La Commedia Umana

Ai Weiwei

Il Museo Nazionale Romano ospita alle Terme di Diocleziano l’opera La Commedia Umana di Ai Weiwei, uno dei più grandi artisti contemporanei.

Artista poliedrico, Ai Weiwei si esprime nelle forme più disparate, dalla scultura alla fotografia, dall’architettura alle installazioni, fino alla pubblicazione della sua biografia e alla regia della “Turandot” di G. Puccini, in scena al Teatro dell’Opera di Roma dal 25 marzo, proprio in concomitanza con l’evento espositivo.

Frutto di tre anni di lavoro, l’opera è un monumento tortuoso, una cascata di ossa, teschi e organi realizzati in vetro nero soffiato a mano e fuso da maestri vetrai. “Un manifesto per la vita e la morte” attraverso cui Ai Weiwei, la cui ideazione artistica e attività politica sono inscindibili, invia un chiaro messaggio sulla caducità e, al tempo stesso, un ammonimento a pensare al futuro e a prodigarsi perché rimanga qualcosa di più oltre le ossa.

L’esposizione è prodotta e organizzata dal Museo Nazionale Romano e da Berengo Studio con la Fondazione Berengo e la collaborazione della Galleria Continua.

La Commedia Umana è un’opera che “tenta di parlare della morte per celebrare la vita”.

Così Ai Weiwei, poliedrico autore concettuale cinese, definisce la sua più monumentale scultura, un enorme lampadario costituito da oltre 2.000 pezzi di vetro nero, soffiato e fuso dai maestri vetrai di Berengo Studio. Realizzata in tre anni, attraverso tecniche tradizionali e d’avanguardia, la scultura si distingue per le sue colossali dimensioni, oltre sei metri di larghezza per circa nove di altezza e quattro tonnellate di peso, che ne fanno una delle più grandi opere mai create in vetro di Murano. Una grandiosità accolta, non a caso, nei monumentali spazi delle Terme di Diocleziano, le più estese dell’antichità.

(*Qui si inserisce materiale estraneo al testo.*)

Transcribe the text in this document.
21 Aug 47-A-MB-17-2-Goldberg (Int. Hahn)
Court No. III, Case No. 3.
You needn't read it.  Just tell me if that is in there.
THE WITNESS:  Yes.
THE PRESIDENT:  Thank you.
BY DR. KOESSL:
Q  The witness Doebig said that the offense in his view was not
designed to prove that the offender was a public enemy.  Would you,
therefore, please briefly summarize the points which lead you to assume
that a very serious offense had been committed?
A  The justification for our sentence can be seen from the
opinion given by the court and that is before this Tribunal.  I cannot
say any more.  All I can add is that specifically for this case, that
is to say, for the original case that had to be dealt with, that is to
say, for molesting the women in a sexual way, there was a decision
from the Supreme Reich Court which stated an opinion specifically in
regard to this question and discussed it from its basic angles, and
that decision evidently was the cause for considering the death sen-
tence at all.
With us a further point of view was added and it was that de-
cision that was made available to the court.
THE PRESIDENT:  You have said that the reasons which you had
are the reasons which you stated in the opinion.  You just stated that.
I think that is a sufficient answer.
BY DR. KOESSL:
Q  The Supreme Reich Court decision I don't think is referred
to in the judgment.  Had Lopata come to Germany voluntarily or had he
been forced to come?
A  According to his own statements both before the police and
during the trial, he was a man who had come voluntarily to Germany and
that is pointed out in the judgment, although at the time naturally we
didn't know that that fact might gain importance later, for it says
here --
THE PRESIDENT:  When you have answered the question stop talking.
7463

“Un lavoro iniziato prima della pandemia, ma che assume un nuovo significato, diventando una metafora della pandemia stessa”. La Commedia Umana mostra infatti il contenuto liberato di un corpo umano: la nostra interiorità aperta, le viscere della vita messe a nudo ed esposte alla vista di tutti, la nostra mortalità espressa dalle molteplici parti che definiscono la nostra stessa forma. Il vetro si rivela il mezzo perfetto per questo ambizioso progetto: “un materiale puro, che richiede una lotta affinché l’opera prenda forma”. Come la vita, il vetro è fragile, indipendentemente dal processo trasformativo a cui è stato sottoposto e da quanto maestoso possa apparire dall’esterno.

Spogliata dalla sua esteriorità, l’umanità ci appare
in quelle forme che si trovano in ognuno di noi: una tortuosa cascata di ossa e visceri. Ma La Commedia Umana non vuole essere un monumento alla perdita, quanto un ammonimento: pensare al futuro, ricordarci di lavorare con gli altri perché del nostro passaggio non rimangano solo poche ossa a farsi beffa di noi. Ed è proprio in quel groviglio di ossa e in quel sorriso beffardo che La Commedia Umana si specchia e dialoga con una delle opere più note del Museo Nazionale Romano, il mosaico dalla Via Appia dove uno scheletro sdraiato punta il dito sull’iscrizione “gnothi sauton”: conosci te stesso e godi della tua natura mortale finché ti è possibile.